Os chanceleres dos quatro países assinaram a notificação de suspensão nesta quinta. O texto determina que seja "cessado o exercício dos direitos [da Venezuela] inerentes à condição de Estado Parte do Mercosul".

O documento deve ser entregue ao governo de Nicolás Maduro nesta sexta-feira (2). A partir de sua entrega, a suspensão passará a valer.

O trecho é o mesmo adotado na declaração conjunta assinada pelos ministros dos quatro países em setembro, quando se estabeleceu o prazo encerrado nesta quinta.

A notificação afirma que a decisão vale até que os quatro países cheguem a um entendimento com a Venezuela sobre "as condições para restabelecer o exercício de seus direitos" no bloco.

O documento foi assinado depois de um relatório da Secretaria do Mercosul finalizado nesta quinta confirmar que Caracas não incorporou acordos e normas que deveriam ter sido adotados, inicialmente, até 12 de agosto. O prazo foi depois adiado para 1º de dezembro. Os textos exigidos são os que já tinham sido aprovados até a sua entrada, em agosto de 2012.

Até a quarta-feira (30), havia 238 normas pendentes dentre as 1.224 que o país deveria ter adotado. Dos 57 acordos do bloco previstos em seu Protocolo de Adesão, Caracas só havia incorporado 16.

Entre os acordos que a Venezuela não aderiu estão o Protocolo de Assunção de promoção e proteção dos direitos humanos e o acordo sobre residência -que permite a um cidadão de qualquer país do bloco viver em outro.

O descumprimento da normativa já havia servido de argumento para que os países do Mercosul impedissem a Venezuela de assumir a Presidência rotativa em agosto. Foi estabelecida então uma Presidência colegiada entre os quatro fundadores. Caracas via a ação como pretexto político contra Maduro.

Após a decisão desta quinta, a Argentina deve assumir a Presidência do bloco na terceira semana de dezembro.

Uruguai

Brasil, Argentina e Paraguai já concordavam que a punição para Caracas deveria ser a suspensão, mas o presidente uruguaio, Tabaré Vázquez, havia defendido recentemente que a Venezuela só perdesse seu direito de voto.

Para Montevidéu, a suspensão só era possível por meio do acionamento da cláusula democrática do bloco -como ocorreu com o Paraguai, que ficou um ano fora do Mercosul após o impeachment-relâmpago de Fernando Lugo em 2012.
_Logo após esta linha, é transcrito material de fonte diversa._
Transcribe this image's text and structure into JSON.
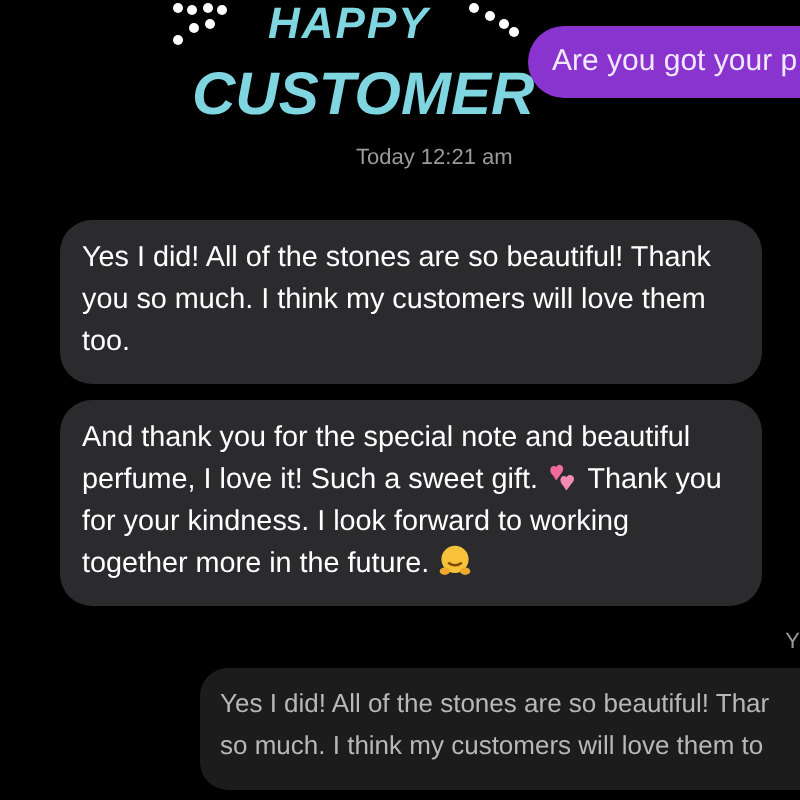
{
  "overlay": {
    "line_1": "HAPPY",
    "line_2": "CUSTOMER"
  },
  "sent_top": {
    "text": "Are you got your p"
  },
  "timestamp": "Today 12:21 am",
  "received": [
    {
      "segments": [
        {
          "kind": "text",
          "text": "Yes I did! All of the stones are so beautiful! Thank you so much. I think my customers will love them too."
        }
      ]
    },
    {
      "segments": [
        {
          "kind": "text",
          "text": "And thank you for the special note and beautiful perfume, I love it! Such a sweet gift. "
        },
        {
          "kind": "hearts"
        },
        {
          "kind": "text",
          "text": " Thank you for your kindness. I look forward to working together more in the future. "
        },
        {
          "kind": "hug"
        }
      ]
    }
  ],
  "timestamp_cut": "Y",
  "quoted": {
    "lines": [
      "Yes I did! All of the stones are so beautiful! Thar",
      "so much. I think my customers will love them to"
    ]
  }
}
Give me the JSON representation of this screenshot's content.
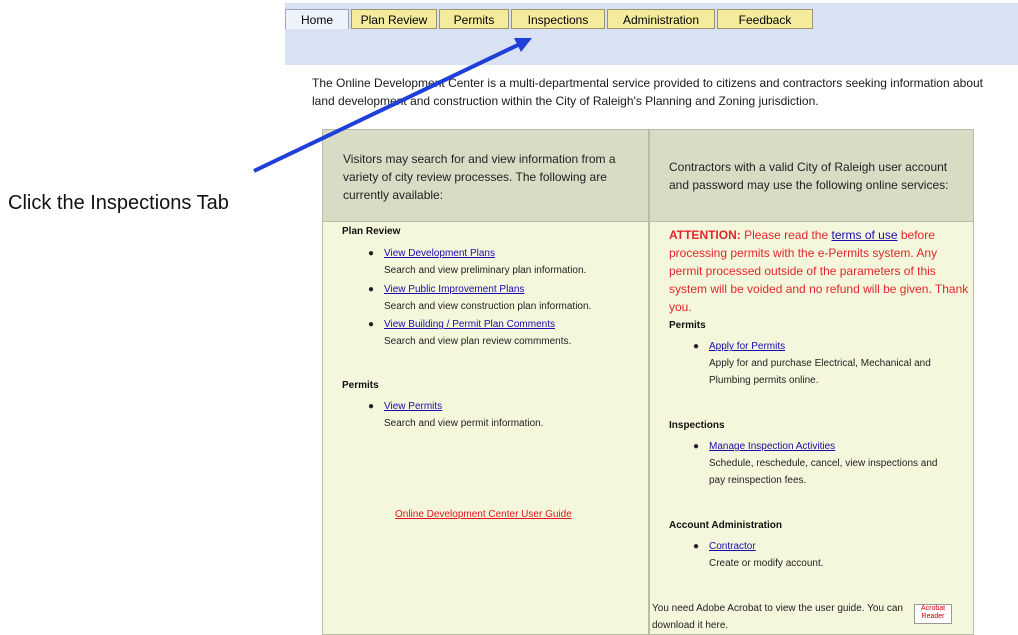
{
  "tabs": [
    {
      "label": "Home"
    },
    {
      "label": "Plan Review"
    },
    {
      "label": "Permits"
    },
    {
      "label": "Inspections"
    },
    {
      "label": "Administration"
    },
    {
      "label": "Feedback"
    }
  ],
  "intro": "The Online Development Center is a multi-departmental service provided to citizens and contractors seeking information about land development and construction within the City of Raleigh's Planning and Zoning jurisdiction.",
  "left": {
    "header": "Visitors may search for and view information from a variety of city review processes.  The following are currently available:",
    "plan_review_title": "Plan Review",
    "items": [
      {
        "link": "View Development Plans",
        "desc": "Search and view preliminary plan information."
      },
      {
        "link": "View Public Improvement Plans",
        "desc": "Search and view construction plan information."
      },
      {
        "link": "View Building / Permit Plan Comments",
        "desc": "Search and view plan review commments."
      }
    ],
    "permits_title": "Permits",
    "permit_item": {
      "link": "View Permits",
      "desc": "Search and view permit information."
    },
    "guide": "Online Development Center User Guide"
  },
  "right": {
    "header": "Contractors with a valid City of Raleigh user account and password may use the following online services:",
    "attention_label": "ATTENTION:",
    "attention_pre": " Please read the ",
    "terms_link": "terms of use",
    "attention_post": " before processing permits with the e-Permits system. Any permit processed outside of the parameters of this system will be voided and no refund will be given. Thank you.",
    "permits_title": "Permits",
    "apply": {
      "link": "Apply for Permits",
      "desc": "Apply for and purchase Electrical, Mechanical and Plumbing permits online."
    },
    "inspections_title": "Inspections",
    "inspections": {
      "link": "Manage Inspection Activities",
      "desc": "Schedule, reschedule, cancel, view inspections and pay reinspection fees."
    },
    "account_title": "Account Administration",
    "account": {
      "link": "Contractor",
      "desc": "Create or modify account."
    },
    "acrobat_note": "You need Adobe Acrobat to view the user guide. You can download it here.",
    "acrobat_badge": "Acrobat Reader"
  },
  "annotation": "Click the Inspections Tab",
  "colors": {
    "arrow": "#1f3fd8",
    "tab_yellow": "#f4ec9c",
    "panel_bg": "#f4f7dc",
    "attention": "#e3262b"
  }
}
Apesar de a notificação da suspensão ter sido assinada pelo chanceler uruguaio, Rodolfo Nin Novoa, interlocutores ouvidos pela Folha de S.Paulo não descartam que o Uruguai tente dar outra interpretação no futuro ao "cessamento do exercício dos direitos".
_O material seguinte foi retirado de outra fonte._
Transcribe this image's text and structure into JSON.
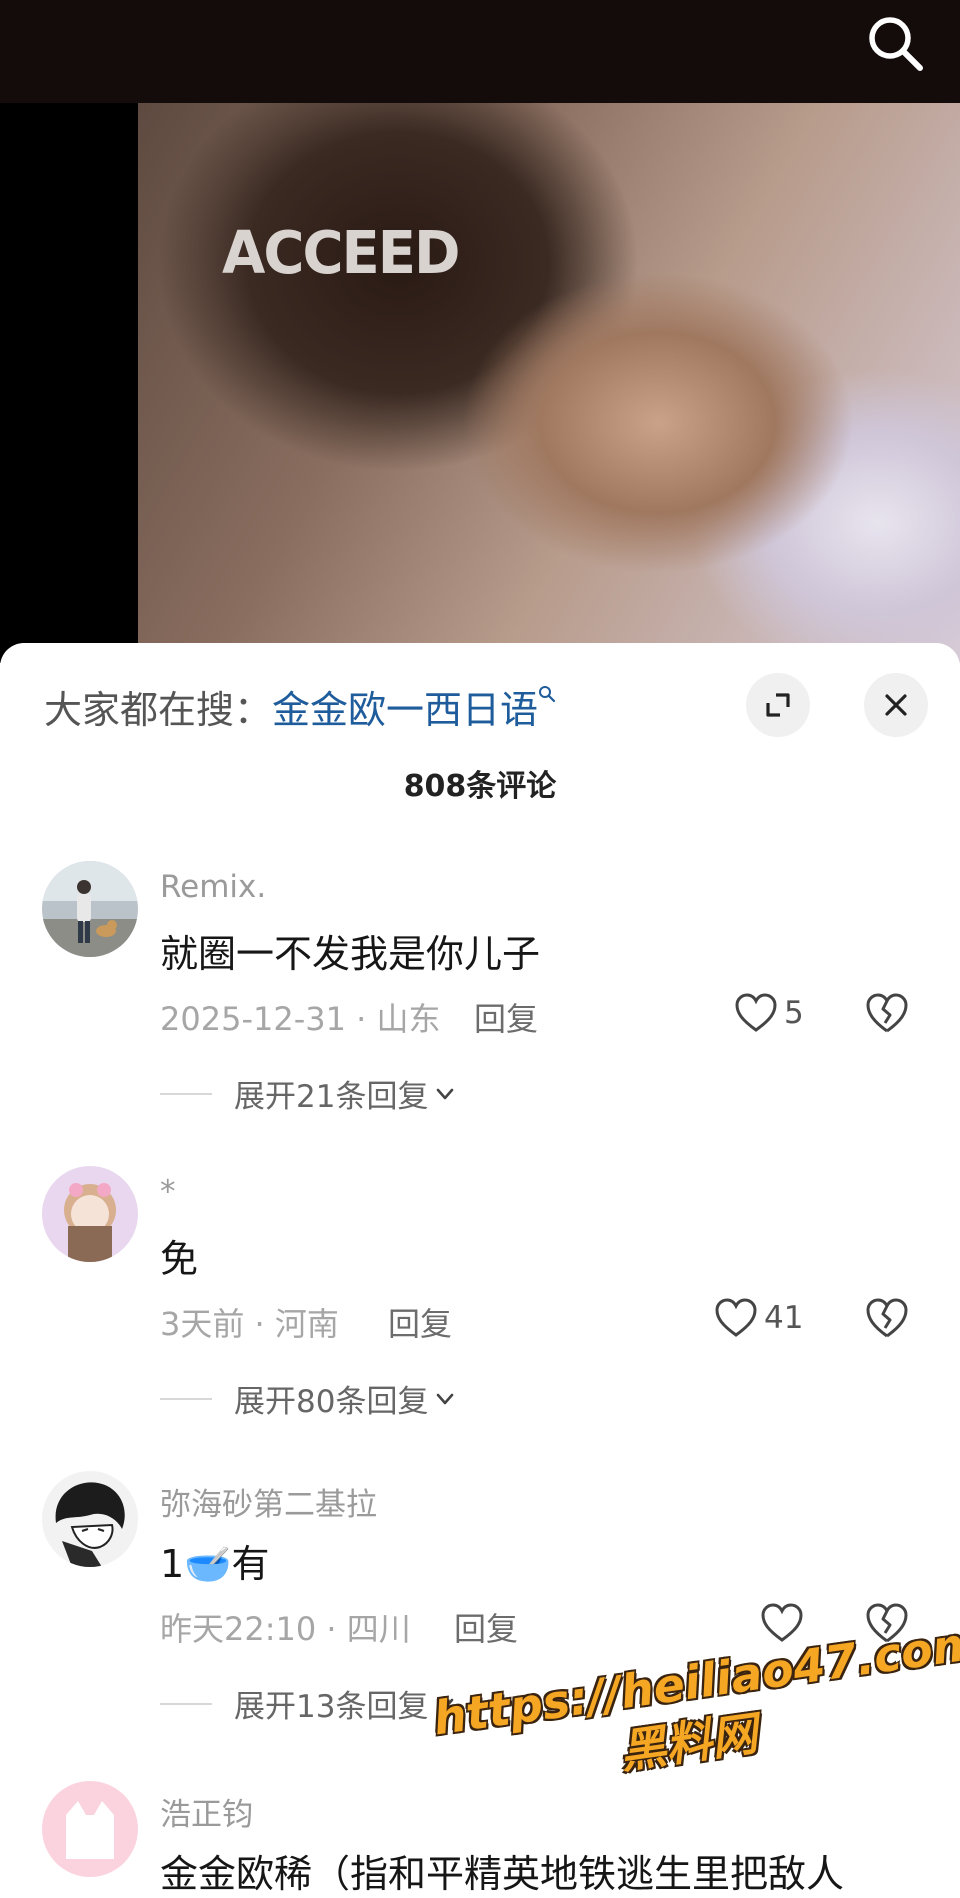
{
  "video": {
    "logo_text": "ACCEED"
  },
  "sheet": {
    "search_prefix": "大家都在搜：",
    "search_keyword": "金金欧一西日语",
    "comment_count": "808条评论"
  },
  "comments": [
    {
      "username": "Remix.",
      "content": "就圈一不发我是你儿子",
      "meta": "2025-12-31 · 山东",
      "reply": "回复",
      "likes": "5",
      "expand": "展开21条回复"
    },
    {
      "username": "*",
      "content": "免",
      "meta": "3天前 · 河南",
      "reply": "回复",
      "likes": "41",
      "expand": "展开80条回复"
    },
    {
      "username": "弥海砂第二基拉",
      "content": "1🥣有",
      "meta": "昨天22:10 · 四川",
      "reply": "回复",
      "likes": "",
      "expand": "展开13条回复"
    },
    {
      "username": "浩正钧",
      "content": "金金欧稀（指和平精英地铁逃生里把敌人",
      "meta": "",
      "reply": "",
      "likes": "",
      "expand": ""
    }
  ],
  "watermark": {
    "url": "https://heiliao47.com",
    "name": "黑料网"
  },
  "colors": {
    "keyword": "#1f5c9b",
    "topbar": "#130c0b",
    "watermark": "#f5a623"
  }
}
Antes mesmo de a Venezuela ser notificada, a chanceler Delcy Rodríguez divulgou seu pedido para que se estabeleça um mecanismo de solução de controvérsia para "iniciar negociações diretas sobre o cumprimento" do Protocolo de Adesão ao bloco.
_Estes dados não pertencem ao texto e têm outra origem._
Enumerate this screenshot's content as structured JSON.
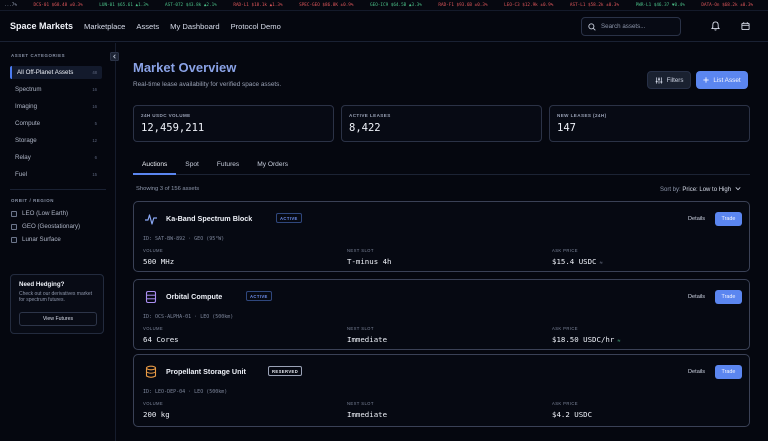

"A Venezuela deve ser respeitada! Funcionários comprometidos com mandatos imperiais não poderão [ir] contra nossa pátria com suas ações antijurídicas", disse. A chanceler publicou ainda uma nota de membros do Parlamento do Mercosul pedindo a proteção da "institucionalidade" do bloco. A carta, desta quinta, foi assinada por 12 dos 122 parlamentares.